Retirement age: Four percent of 40-year-old men still live with their parents
While last year only 21 percent of the daughters stayed in "Hotel Mama" at the age of 25, it was 34 percent for the sons. Even at the age of 30, the proportion of men living in the parental home is significantly higher: 13 percent of single men still live in their parents' household, but only five percent of women. Four percent of 40-year-old men still live with their parents. For women at this age it is only one percent.
The proportion of young adults who still live in their parents' house is significantly higher in rural areas. The proportion of 20 to 25-year-olds who still lived with their parents in Lower Saxony was 47 percent in 2019. In Hamburg, however, only 32 percent. The distribution is similar between Brandenburg (47 percent) and Berlin (36 percent).
Departure age in Northern Europe is significantly lower than in the Southeast
On average, young adults in Germany move out at the age of 23.7. That is slightly below the EU average of 25.9 years. If one compares the move-out behavior across Europe, then young northern Europeans in particular are drawn out of their parents' home at an early age. In Sweden, the average age of departure is 17.8 years, in Denmark 21.1 years and in Finland 21.8 years.

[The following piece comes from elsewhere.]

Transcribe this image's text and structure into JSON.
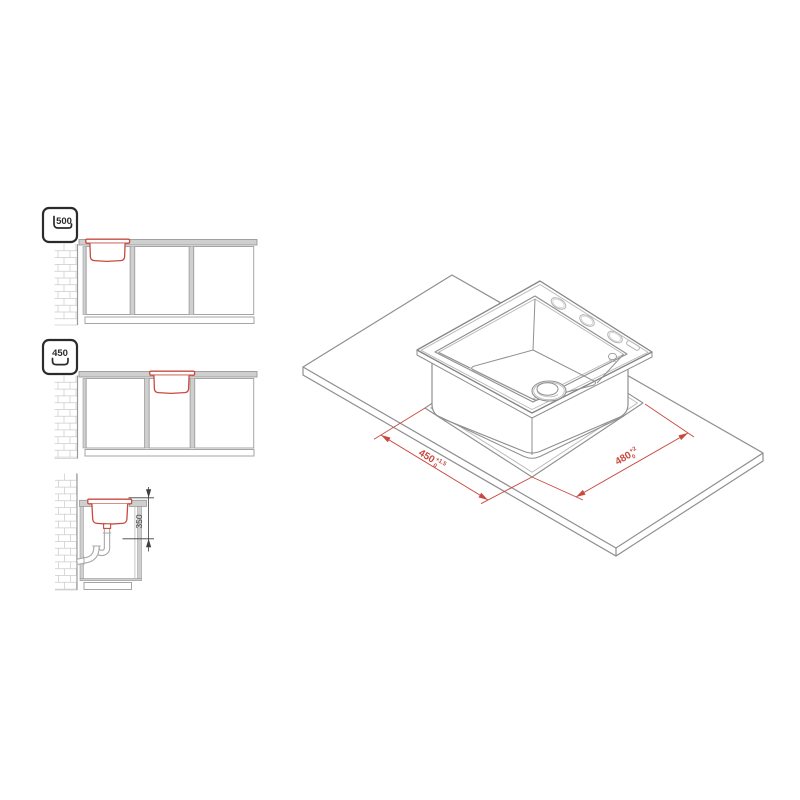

In southern and eastern European countries, children stay with their parents for a comparatively long time. In Croatia, the front runner among nestlings, young adults do not move out until an average of 31.8 years, in Slovakia at 30.9 years, in Italy at 30.1 years and in Bulgaria at 30 years.
Independence versus family
The big differences within the EU are also due to the fact that youth unemployment is much higher in southern and eastern Europe than in the northern member states. But cultural differences also contribute to the major differences. In Scandinavia, independence is very important, as Dirk Konietzka, professor of sociology at the TU Braunschweig, tells the "Süddeutsche Zeitung". In the south, however, the focus is on the value of the family.
In addition, the home ownership rate is comparatively high in countries where young adults live with their parents for a long time. That means: Renting an apartment is more difficult there. And young people need more money to move out than in countries where the rent rate is high.
In the EU average, the age at which you move out has fallen slightly since 2010, as in Germany. From 26.1 years to 25.9 years last year. It is therefore a myth that more and more young people are staying with their parents for longer. In Germany the average age ten years ago was 24.1; in 2019 it was 23.7 years. In Germany, young women move out at an average of 22.9 years with their parents, young men at 24.4 years.